Here is a quote from an article this week in The Irish Times: “The same logic applies to Washington, where British officials are more dismissive than before of the role of Irish American politicians in influencing the Biden administration’s approach to the Protocol.

"They are confident that, if they avoid unilateral actions that are in clear breach of international law, they can persuade the U.S. that European intransigence rather than British backsliding is responsible for the impasse.”

The quote is from the paper’s London editor Denis Staunton, relaying the not unexpected news that Britain is likely to harden its line on the Brexit issue and Northern Ireland and demand changes to the now infamous Protocol that are favorable to the unionists despite what the European Union or America thinks. 

The British chief negotiator David Frost and British Northern Secretary Brandon Lewis said as much in an Irish Times opinion editorial last weekend.

It is classic British arrogance, and the dismissal of Irish America induces a strong deja vu reaction among Irish leaders here. Little has changed in the imperial mindset of the British even when they're proven utterly, ineffably, wrong.

Here is historic context for that last statement: The Northern Ireland office last week released a tranche of internal British documents leading up to the Gerry Adams U.S. visa and the special envoy clash with Irish America in 1994, with the British government determined to stop both the visa and the envoy proposal.

As the Northern Ireland Office papers reveal, the same arrogance and failure to comprehend how America works was at the core of the devastating defeat Irish America delivered on both issues to the British.

It is clear that the default position whether in 1994 or 2021 has not changed -- it is the British way or the highway.

Ireland’s impressive Foreign Minister Simon Coveney, as shrewd a British policy critic as there is, stated, “There was no generosity at all” in the British position, remarking it was a “very strange way to make friends and build partnership.”

The British subsequently softened their tone, but it is absolutely clear they intend to play hardball on Brexit and the Protocol even if it raises the specter of a physical land border being reintroduced in Ireland between north and south.

They were the same with the Adams visa and special envoy and indeed the MacBride Principles as the latest historical papers show -- play the issue long, concede no ground, keep the Paddys at bay, and view it through a colonial mindset.

Except Irish America handed them their head on the visa, the special envoy, and the MacBride Principles. In retrospect, it was vitally important they did. 

The Adams visa and the appointment of Senator George Mitchell as envoy were absolutely critical in creating the peace process and Good Friday Agreement. Had President Clinton listened to the British, there would likely still be bombs going off in Belfast.

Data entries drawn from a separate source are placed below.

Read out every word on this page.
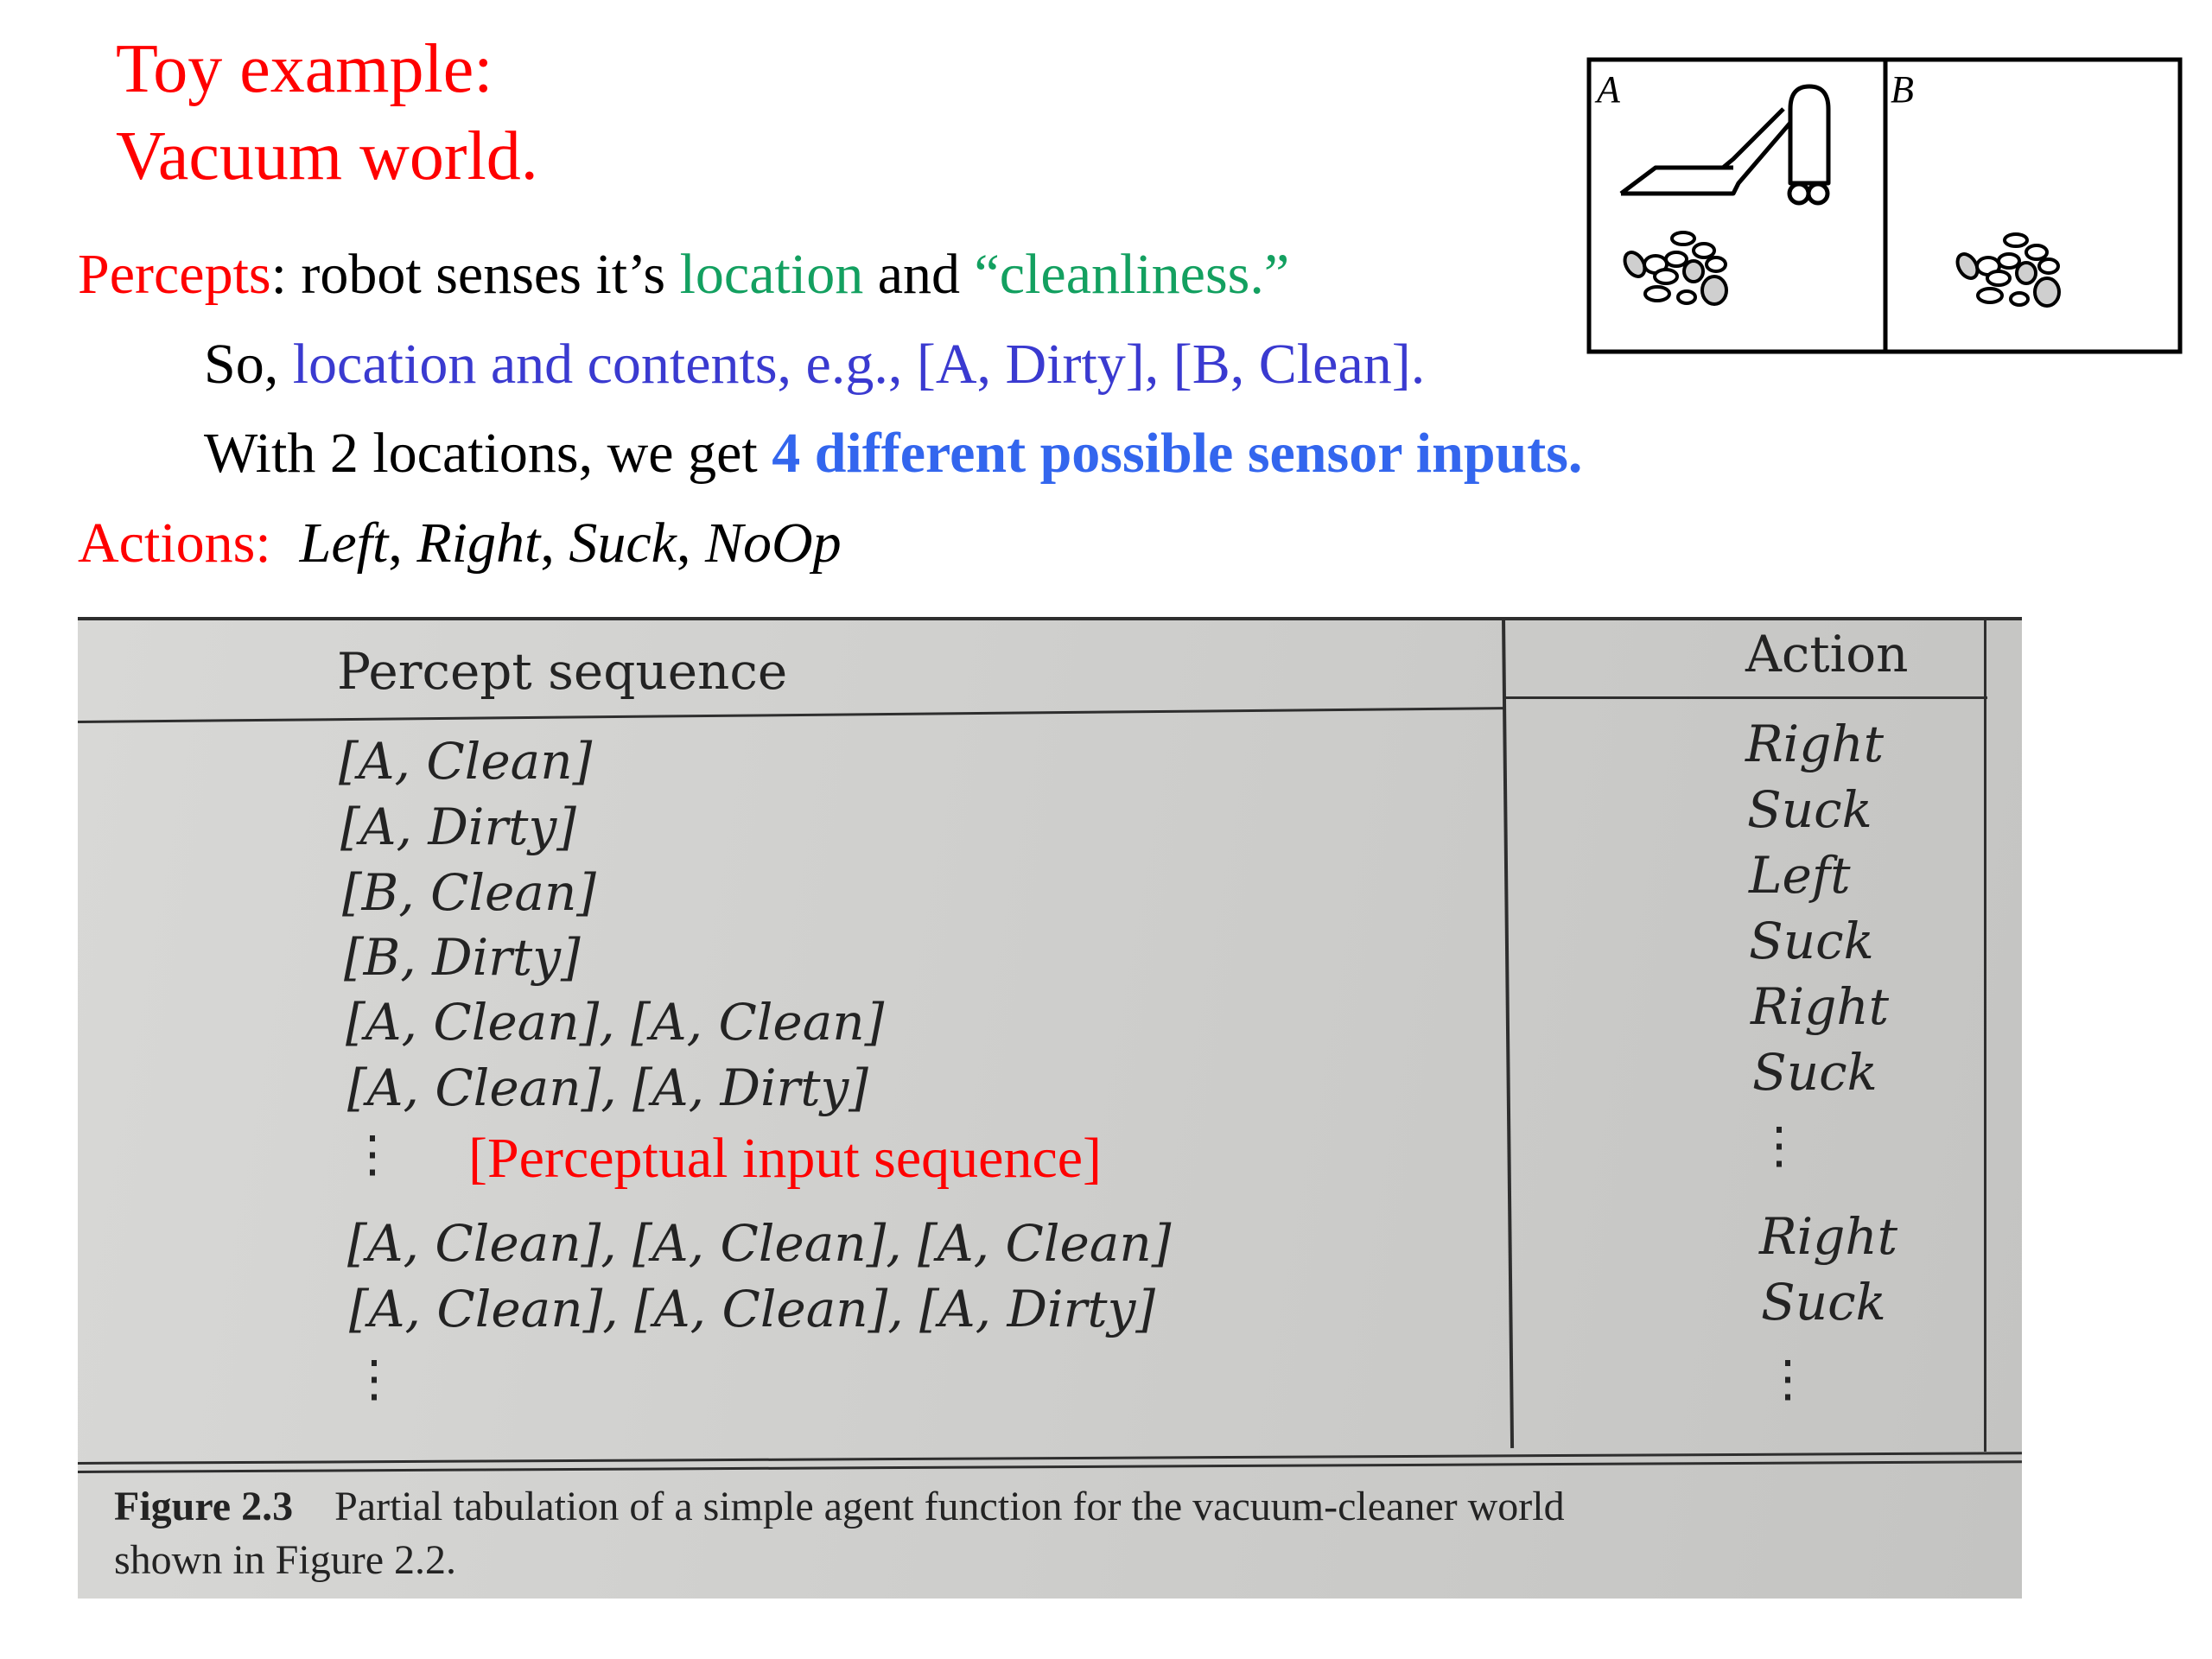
Toy example:
Vacuum world.
Percepts: robot senses it’s location and “cleanliness.”
So, location and contents, e.g., [A, Dirty], [B, Clean].
With 2 locations, we get 4 different possible sensor inputs.
Actions: Left, Right, Suck, NoOp
A	B
Percept sequence	Action
[A, Clean]
[A, Dirty]
[B, Clean]
[B, Dirty]
[A, Clean], [A, Clean]
[A, Clean], [A, Dirty]
⋮ [Perceptual input sequence]
[A, Clean], [A, Clean], [A, Clean]
[A, Clean], [A, Clean], [A, Dirty]
⋮
Right
Suck
Left
Suck
Right
Suck
⋮
Right
Suck
⋮
Figure 2.3 Partial tabulation of a simple agent function for the vacuum-cleaner world
shown in Figure 2.2.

If Staunton is right, then the same colonial mentality towards Irish America has surfaced again, and once again, the British are underestimating the influence the Irish lobby has with this most Irish of presidents, Joe Biden.

Figures like Ways and Means Chairman Richie Neal, not to mention insiders like National Security Advisor Jake Sullivan, will not be recommending to Biden that he go run and hide. 

The British need to wake up. The special relationship went out with the 1994 tide. 

They don’t seem to be able to comprehend that just yet. Perhaps the fact that apparently, it appears no one wants to be U.S. ambassador to the U.K. sends a pretty good hint.

*This editorial first appeared in the July 14 edition of the weekly Irish Voice newspaper, sister publication to IrishCentral.